Ecrite en 1943 sur une musique composée par son pianiste, Léo Chauliac, elle ne sera enregistrée par Trenet qu’en 1947, car avant considérée comme pétainiste. Sur un tempo brodé de swing ensoleillé, avec piano, vibraphone, trompette bouchée et guitare acoustique, Trenet y chante d’une voix tendre la belle insouciance de l’enfance et roucoule d’amour pour son cher pays de France : « Oui je t’aime/ Dans la joie ou la douleur. » Des mots où peut se lire une allusion ironique au persiflage dont il est victime alors. En 1945, Trenet partira pour les Etats-Unis, las des accusations de collaboration qui le condamnent à huit mois d’inactivité à la Libération (peine ramenée à trois mois), tout en ayant dû prouver qu’il n’était pas juif, après un article paru dans l’hebdomadaire Je suis partout en 1944.

Valeur de symbole

Le chanteur ne reviendra vraiment qu’en 1954. « Douce France est la chanson de la jeunesse d’une génération gâchée par la guerre, la chanson du passage de la joie à la mélancolie, précisément la nostalgie de l’avant-guerre, analyse Serge Hureau, directeur du Hall de la chanson, à Paris. Sans doute la chanson d’un Trenet profond, à placer à côté de La Folle Complainte, ce trésor de 1945. »
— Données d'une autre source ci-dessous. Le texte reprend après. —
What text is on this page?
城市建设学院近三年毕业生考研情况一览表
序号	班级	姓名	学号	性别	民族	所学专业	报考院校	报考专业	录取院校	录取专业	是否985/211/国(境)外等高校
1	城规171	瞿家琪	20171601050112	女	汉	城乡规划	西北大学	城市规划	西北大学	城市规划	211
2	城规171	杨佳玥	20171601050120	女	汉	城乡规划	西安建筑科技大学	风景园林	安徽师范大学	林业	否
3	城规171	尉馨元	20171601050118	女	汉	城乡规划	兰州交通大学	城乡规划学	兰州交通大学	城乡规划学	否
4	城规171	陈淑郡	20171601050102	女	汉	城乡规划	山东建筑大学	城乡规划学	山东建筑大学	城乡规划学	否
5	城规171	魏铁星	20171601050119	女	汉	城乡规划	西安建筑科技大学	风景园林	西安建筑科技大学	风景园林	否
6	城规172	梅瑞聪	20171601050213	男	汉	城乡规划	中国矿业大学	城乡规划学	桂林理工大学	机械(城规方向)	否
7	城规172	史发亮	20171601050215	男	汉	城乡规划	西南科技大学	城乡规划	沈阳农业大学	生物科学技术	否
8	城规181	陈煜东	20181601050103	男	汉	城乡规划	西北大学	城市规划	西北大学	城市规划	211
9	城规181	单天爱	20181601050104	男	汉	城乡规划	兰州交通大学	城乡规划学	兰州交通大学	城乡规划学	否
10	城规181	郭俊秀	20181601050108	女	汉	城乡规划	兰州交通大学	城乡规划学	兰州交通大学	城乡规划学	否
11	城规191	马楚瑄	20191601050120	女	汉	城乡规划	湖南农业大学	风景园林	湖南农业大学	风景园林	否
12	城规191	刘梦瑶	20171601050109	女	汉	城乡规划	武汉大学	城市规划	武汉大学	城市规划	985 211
Métamorphosé par Rachid Taha (1958-2018) et ses camarades, le morceau devient, en 1986, une ritournelle gaillarde dans le ton et l’intention, enregistrée pour 2 et ½, le deuxième album de Carte de séjour. Cette reprise aura valeur de symbole, dans un contexte où, après la Marche pour l’égalité et contre le racisme de 1983 (dite « marche des Beurs »), la lutte contre le projet gouvernemental de réforme du code de la nationalité et ceux voulant remettre en cause le droit du sol fait sens. Trenet avait vu ce détournement de sa chanson d’un bon œil. « Il était ravi de l’impact de la relecture par Carte de séjour », commente le producteur et éditeur Gérard Davoust, président des Editions Raoul Breton, représentant l’essentiel du catalogue de Trenet.